Like the guys have said, DOMS is not necessary for you to have had an effective workout. Like wwewrestlingguy I tend to get a little sore at the start of the 15s if I have done a 2 week SD. If I SD for one week only then the soreness is reduced. During 10s and 5s I seem to have a little soreness all the time.
For most exercises, if your calculated starting weight for 15s is less than around 50% of your 5RM you may want to change your increments.
eg. If for an exercise your 5RM was 200lb and your 15RM was 130lb you might have planned out your 15s with 80, 90, 100, 110, 120, 130. However, I reckon it would be better to start with 100 and work up to 130 somehow. Perhaps 100, 110, 110, 120, 120, 130 or 100, 100, 115, 115, 130, 130 or some other route?
If you have started with less than 50% of your 5RM you can always do more reps if it feels really light. I tend to do around 20-25 reps the first week of 15s just to really get a burn, but I am only doing one set of each exercise and I always start with a weight that is around 50% of my 5RM weight.

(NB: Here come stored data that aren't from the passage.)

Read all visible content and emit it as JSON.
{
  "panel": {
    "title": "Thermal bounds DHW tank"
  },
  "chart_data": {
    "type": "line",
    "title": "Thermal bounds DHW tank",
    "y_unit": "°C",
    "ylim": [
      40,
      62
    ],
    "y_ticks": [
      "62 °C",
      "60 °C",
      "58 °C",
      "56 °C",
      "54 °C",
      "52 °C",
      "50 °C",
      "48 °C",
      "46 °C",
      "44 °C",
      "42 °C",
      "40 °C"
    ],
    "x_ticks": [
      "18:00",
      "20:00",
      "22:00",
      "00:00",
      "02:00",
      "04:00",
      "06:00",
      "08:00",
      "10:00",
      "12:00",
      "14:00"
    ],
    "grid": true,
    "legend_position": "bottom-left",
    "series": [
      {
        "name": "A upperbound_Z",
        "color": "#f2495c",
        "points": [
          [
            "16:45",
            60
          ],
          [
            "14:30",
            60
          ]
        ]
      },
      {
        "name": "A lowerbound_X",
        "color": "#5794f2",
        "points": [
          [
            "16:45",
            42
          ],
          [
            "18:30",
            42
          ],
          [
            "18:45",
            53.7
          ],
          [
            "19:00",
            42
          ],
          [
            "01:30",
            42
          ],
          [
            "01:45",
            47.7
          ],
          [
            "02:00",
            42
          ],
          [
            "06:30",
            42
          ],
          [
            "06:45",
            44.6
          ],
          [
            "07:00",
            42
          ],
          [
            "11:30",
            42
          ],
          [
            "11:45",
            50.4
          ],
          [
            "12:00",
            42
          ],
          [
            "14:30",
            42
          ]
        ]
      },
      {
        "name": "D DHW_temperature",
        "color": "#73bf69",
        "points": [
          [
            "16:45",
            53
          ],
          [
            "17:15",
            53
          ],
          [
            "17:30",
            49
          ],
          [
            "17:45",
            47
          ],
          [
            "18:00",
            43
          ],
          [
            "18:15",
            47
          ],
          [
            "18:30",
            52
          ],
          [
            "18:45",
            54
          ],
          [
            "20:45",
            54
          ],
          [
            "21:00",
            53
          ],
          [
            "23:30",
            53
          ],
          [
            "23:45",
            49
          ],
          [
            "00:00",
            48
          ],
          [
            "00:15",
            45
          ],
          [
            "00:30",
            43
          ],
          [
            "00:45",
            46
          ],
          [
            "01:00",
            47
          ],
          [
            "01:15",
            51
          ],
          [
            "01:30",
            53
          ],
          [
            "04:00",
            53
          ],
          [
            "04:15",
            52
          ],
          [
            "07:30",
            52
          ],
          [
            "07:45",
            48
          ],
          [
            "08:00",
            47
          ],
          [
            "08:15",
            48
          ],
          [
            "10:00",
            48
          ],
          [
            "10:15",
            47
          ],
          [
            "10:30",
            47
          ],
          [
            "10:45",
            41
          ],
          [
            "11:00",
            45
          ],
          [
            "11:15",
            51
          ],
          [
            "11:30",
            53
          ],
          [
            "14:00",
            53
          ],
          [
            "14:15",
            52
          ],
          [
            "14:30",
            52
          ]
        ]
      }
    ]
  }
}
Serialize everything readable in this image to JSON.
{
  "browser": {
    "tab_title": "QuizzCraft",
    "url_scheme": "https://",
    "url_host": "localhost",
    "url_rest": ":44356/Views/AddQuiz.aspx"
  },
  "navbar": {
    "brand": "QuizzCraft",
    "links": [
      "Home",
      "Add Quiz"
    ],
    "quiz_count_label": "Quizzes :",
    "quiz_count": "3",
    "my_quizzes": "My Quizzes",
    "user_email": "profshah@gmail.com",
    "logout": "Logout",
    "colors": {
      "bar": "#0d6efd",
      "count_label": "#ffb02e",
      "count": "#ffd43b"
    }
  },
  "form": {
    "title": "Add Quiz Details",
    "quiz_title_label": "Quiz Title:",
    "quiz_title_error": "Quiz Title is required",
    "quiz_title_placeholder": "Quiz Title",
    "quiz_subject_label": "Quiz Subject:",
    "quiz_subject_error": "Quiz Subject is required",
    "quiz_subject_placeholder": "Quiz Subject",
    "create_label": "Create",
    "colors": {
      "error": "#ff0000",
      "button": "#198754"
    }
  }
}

Be careful how you apply this though as if you tried to do this for dips you would need to include your body weight in the calc. So if you weighed 200lb and your 5RM was with 100lb added weight you might not need to add weight at the start of 15s (50% of 300lb = 150lb, still 50lb less than bodyweight. Using bodyweight at start of 15s would be about 200/300 = 66% of 5RM).
Re forearms: If you avoid using straps for chins, bent over rows, SLDLs and shrugs you will not need to do any direct forearm work. If you find that this compromises your heavier sets then just use straps sparringly until your forearms have caught up. I still have to use straps for shrugs as by then my forearms are shot!